Using 2MB-sized HugePages can also offer a large performance boost, both for Postgres, and for the atomspace, especially when working with a large atomspace. The procedure to set these up is a bit complicated. First, add a hugepages user-group, and add postgres to it:

   sudo groupadd hugepages
   sudo gpasswd -a postgres hugepages

Then you need to find out what the group id (gid) was:

   id postgres

Suppose that this shows group id 1234 for hugepages. This needs to be added to /etc/sysctl.conf as well. So edit, and add:

   vm.nr_hugepages = 16384       # 32GB of hugepages, 25% of RAM.
   vm.hugetlb_shm_group=1234

Don't forget to sudo sysctl -p /etc/sysctl.conf again. Finally, the ability to use those pages. Add to /etc/security/limits.conf:

    @hugepages      soft    memlock         unlimited
    @hugepages      hard    memlock         unlimited
linas commented 4 years ago

actually, you may as well set hugepages to 80% of RAM, or whatever the typical working-set size for the atomspace is.

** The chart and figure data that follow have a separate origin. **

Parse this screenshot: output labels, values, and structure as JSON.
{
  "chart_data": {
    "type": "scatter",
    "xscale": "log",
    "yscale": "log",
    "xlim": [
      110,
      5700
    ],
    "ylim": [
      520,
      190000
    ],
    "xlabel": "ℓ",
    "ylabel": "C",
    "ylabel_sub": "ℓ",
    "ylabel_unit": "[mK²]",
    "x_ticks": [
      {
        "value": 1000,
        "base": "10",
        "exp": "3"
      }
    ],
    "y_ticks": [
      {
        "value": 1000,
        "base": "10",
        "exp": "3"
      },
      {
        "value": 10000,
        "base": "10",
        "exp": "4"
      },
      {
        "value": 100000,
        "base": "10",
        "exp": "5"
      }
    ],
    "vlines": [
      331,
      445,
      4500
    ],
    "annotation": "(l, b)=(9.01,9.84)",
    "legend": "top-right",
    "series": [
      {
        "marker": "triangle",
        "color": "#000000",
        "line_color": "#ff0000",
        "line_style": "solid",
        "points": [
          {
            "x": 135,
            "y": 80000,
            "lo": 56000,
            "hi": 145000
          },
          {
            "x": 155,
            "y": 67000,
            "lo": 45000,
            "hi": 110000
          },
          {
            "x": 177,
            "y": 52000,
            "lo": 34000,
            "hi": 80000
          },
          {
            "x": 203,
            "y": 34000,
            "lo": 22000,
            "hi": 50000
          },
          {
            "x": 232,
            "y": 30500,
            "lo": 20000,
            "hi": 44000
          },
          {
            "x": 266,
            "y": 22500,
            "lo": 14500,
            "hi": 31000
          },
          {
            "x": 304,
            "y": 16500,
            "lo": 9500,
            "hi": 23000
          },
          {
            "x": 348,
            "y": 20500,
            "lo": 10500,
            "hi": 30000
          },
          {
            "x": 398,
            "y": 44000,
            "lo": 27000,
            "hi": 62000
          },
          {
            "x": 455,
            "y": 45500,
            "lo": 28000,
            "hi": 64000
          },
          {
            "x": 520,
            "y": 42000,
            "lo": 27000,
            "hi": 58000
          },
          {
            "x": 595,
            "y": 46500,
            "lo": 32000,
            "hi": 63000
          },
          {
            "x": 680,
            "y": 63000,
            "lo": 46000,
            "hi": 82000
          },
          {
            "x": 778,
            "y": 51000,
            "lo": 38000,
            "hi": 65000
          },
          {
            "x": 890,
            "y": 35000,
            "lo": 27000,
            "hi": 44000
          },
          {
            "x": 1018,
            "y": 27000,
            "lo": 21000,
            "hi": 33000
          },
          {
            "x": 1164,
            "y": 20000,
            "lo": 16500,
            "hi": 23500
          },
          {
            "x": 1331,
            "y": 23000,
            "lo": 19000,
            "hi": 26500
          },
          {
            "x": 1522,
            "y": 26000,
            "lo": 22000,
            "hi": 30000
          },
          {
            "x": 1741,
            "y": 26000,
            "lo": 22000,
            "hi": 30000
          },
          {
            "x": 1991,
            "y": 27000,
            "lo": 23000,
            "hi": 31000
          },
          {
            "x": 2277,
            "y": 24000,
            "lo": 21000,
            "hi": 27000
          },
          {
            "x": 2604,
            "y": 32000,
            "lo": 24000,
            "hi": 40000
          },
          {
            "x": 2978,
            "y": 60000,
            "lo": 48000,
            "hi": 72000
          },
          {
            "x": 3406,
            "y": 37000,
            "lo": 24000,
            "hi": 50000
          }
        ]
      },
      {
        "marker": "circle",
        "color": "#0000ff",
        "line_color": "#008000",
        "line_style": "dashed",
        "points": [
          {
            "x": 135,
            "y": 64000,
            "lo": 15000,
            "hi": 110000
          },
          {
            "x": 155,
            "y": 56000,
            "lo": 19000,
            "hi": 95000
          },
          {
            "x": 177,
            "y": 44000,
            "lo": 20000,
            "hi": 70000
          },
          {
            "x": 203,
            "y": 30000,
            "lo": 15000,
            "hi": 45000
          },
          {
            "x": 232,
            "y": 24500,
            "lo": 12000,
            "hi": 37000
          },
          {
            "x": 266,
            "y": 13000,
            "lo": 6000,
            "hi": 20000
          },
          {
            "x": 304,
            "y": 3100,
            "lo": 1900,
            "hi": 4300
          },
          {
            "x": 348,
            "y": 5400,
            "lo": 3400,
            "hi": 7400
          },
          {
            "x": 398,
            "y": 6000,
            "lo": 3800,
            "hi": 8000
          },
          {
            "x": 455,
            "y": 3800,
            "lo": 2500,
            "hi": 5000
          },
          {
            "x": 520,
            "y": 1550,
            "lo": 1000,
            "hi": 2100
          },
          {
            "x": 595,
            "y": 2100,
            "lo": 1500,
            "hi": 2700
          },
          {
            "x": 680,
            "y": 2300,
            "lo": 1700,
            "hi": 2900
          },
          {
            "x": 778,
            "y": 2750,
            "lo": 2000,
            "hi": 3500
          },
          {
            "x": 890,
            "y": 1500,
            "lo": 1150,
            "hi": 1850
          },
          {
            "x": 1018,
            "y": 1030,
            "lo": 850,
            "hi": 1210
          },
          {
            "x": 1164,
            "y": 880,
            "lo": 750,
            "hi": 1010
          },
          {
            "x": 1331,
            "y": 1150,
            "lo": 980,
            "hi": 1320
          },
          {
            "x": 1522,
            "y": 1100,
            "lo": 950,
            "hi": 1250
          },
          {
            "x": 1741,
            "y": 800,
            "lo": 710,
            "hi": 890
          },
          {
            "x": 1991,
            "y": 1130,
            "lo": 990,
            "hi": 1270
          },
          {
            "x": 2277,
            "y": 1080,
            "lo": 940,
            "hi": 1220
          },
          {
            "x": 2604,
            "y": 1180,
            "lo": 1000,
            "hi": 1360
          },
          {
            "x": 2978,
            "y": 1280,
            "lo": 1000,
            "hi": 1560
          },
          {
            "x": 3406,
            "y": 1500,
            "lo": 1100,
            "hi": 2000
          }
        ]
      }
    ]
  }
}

vsbogd commented 4 years ago

the flame-graph also points at opencog::SourceSet which looses huge amounts of time in boost which calls operator== which calls pthread stuff

Linas thank you for spotting this. I believe pthread stuff is a mutex lock at: https://github.com/opencog/ure/blob/0a353dd99b26ae70ed6543b755055319298b1252/opencog/ure/forwardchainer/SourceSet.cc#L37-L41 so root cause is not boost but intensive locking.

Also: what's GIexp and __ieee7? These seem to be eating lots of time...

I believe it is exponent calculation here: https://github.com/opencog/ure/blob/0a353dd99b26ae70ed6543b755055319298b1252/opencog/ure/forwardchainer/SourceSet.cc#L175-L188

linas commented 4 years ago

Hmm. Given that exp is fast (should be less than 50-100 clock cycles) the fact that its showing up a lot means it's being called a lot. Probably too much. Similar remarks for the mutex -- it should be no more than dozens of clocks, unless there's a huge amount of lock contention...

ngeiswei commented 4 years ago

Thanks. Great findings!

Regarding the locks, these are just crude half-way steps towards parallel URE. Once we move to C++17 I'll use more refined (unique/shared) mutexes. Maybe some thread pool, etc, not sure yet.

Regarding exp, it is used to calculate the probability distribution over sources, obviously this should be cached.